In late 2017, Kaggle and Porto Seguro, one of Brazil’s largest auto and homeowner insurance companies, organized a competition where kagglers were challenged to build a model that predicts the probability that a driver will initiate an auto insurance claim in the next year. While Porto Seguro had used machine learning for the past 20 years, they were looking to Kaggle’s machine learning community to explore new, more powerful methods. A more accurate prediction will allow them to further tailor their prices, and hopefully make auto insurance coverage more accessible to more drivers.
In this competition I managed to finish at 33rd rank over 5000+ teams. My solution was based on the following set of models:
- LightGBM
- XGBoost
- Regularized Greedy Forest
- Feed-forward neural networks
- Field-Aware Factorization Machine, follow the link to the [original kernel by Scirpus]
- Follow The Regularized Leader Proximal, follow the link to the [original post and code by Scirpus]
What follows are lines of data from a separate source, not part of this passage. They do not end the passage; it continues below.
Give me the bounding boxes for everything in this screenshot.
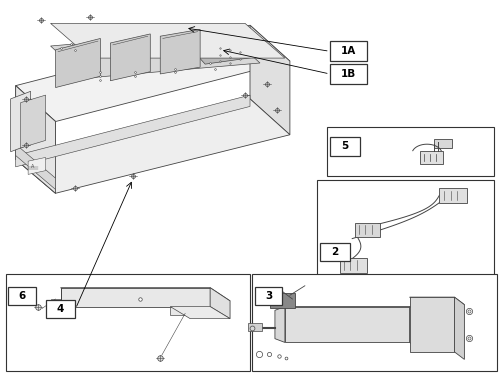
Text: 1B: 1B xyxy=(341,69,356,79)
Polygon shape xyxy=(16,99,290,193)
Text: 6: 6 xyxy=(18,291,26,301)
Polygon shape xyxy=(20,95,46,148)
Bar xyxy=(46,300,76,318)
Bar xyxy=(434,138,452,148)
Polygon shape xyxy=(110,34,150,81)
Polygon shape xyxy=(410,297,465,305)
Polygon shape xyxy=(60,288,210,307)
Polygon shape xyxy=(285,307,410,343)
Text: 4: 4 xyxy=(57,304,64,314)
Bar xyxy=(420,150,444,164)
Polygon shape xyxy=(60,288,230,301)
Bar xyxy=(330,64,367,84)
Polygon shape xyxy=(180,28,270,64)
Polygon shape xyxy=(275,307,285,343)
Text: A: A xyxy=(32,164,35,169)
Bar xyxy=(6,274,250,371)
Polygon shape xyxy=(170,307,230,319)
Bar xyxy=(328,127,494,176)
Bar xyxy=(354,223,380,237)
Bar xyxy=(255,287,282,305)
Bar xyxy=(330,138,360,155)
Polygon shape xyxy=(16,86,56,193)
Text: 1A: 1A xyxy=(341,46,356,56)
Polygon shape xyxy=(50,31,260,78)
Polygon shape xyxy=(10,91,30,152)
Polygon shape xyxy=(160,30,200,74)
Polygon shape xyxy=(16,95,250,167)
Text: 2: 2 xyxy=(331,247,338,257)
Polygon shape xyxy=(28,157,46,174)
Polygon shape xyxy=(410,297,455,352)
Bar xyxy=(252,274,497,371)
Polygon shape xyxy=(16,86,56,193)
Bar xyxy=(440,188,467,203)
Bar xyxy=(330,41,367,61)
Polygon shape xyxy=(50,288,60,307)
Polygon shape xyxy=(285,307,424,316)
Polygon shape xyxy=(50,23,285,58)
Polygon shape xyxy=(454,297,464,359)
Bar xyxy=(320,243,350,261)
Text: 3: 3 xyxy=(265,291,272,301)
Polygon shape xyxy=(210,288,230,319)
Polygon shape xyxy=(410,307,424,352)
Polygon shape xyxy=(170,307,210,315)
Polygon shape xyxy=(56,38,100,88)
Bar xyxy=(340,258,367,273)
Text: 5: 5 xyxy=(341,141,348,152)
Polygon shape xyxy=(16,25,290,122)
Bar xyxy=(248,323,262,331)
Polygon shape xyxy=(16,144,56,190)
Bar xyxy=(8,287,36,305)
Bar xyxy=(318,180,494,280)
Polygon shape xyxy=(250,25,290,135)
Bar xyxy=(270,293,295,309)
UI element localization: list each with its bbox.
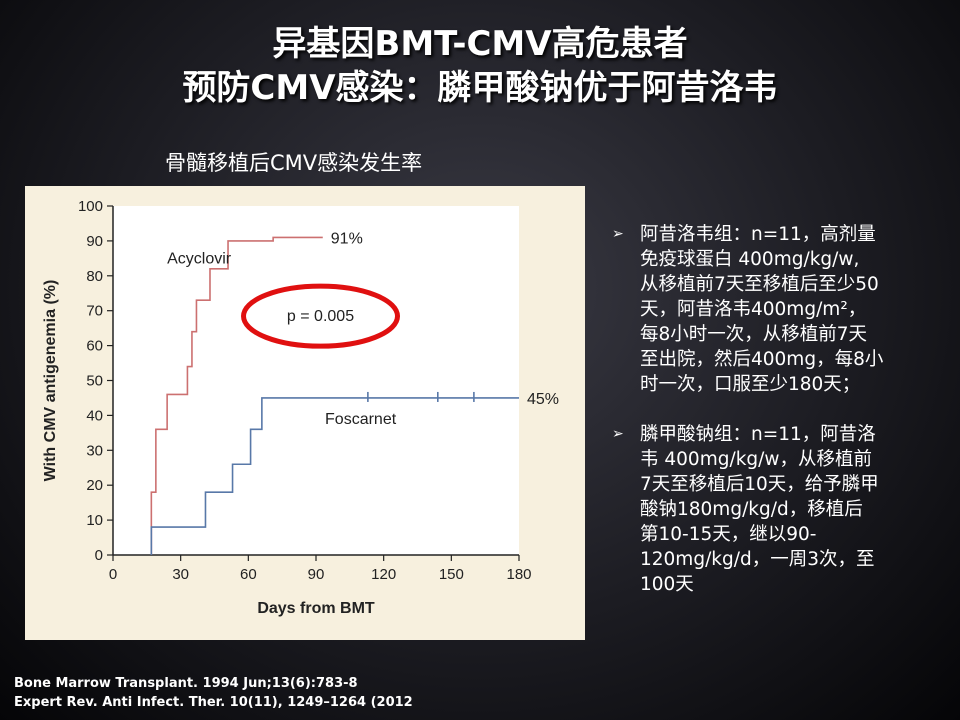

- Stochastic Gradient Descent
- Ridge Classifier
- Logistic Regression
Most of these models used a subset of the dataset features whose selection was performed using my py_ml_utils/feature_selector package
Stacking was done using the linear stacker available here
Simply clone the repository and run ./build_solution.sh
- Python 3.6
- Scikit-learn
- Pandas
- Keras with Theano backend
- LightGBM 0.6
- XGBoost 2.0.7
- LibFFM executables
- https://github.com/goldentom42/py_ml_utils
- https://github.com/goldentom42/predictor_stacker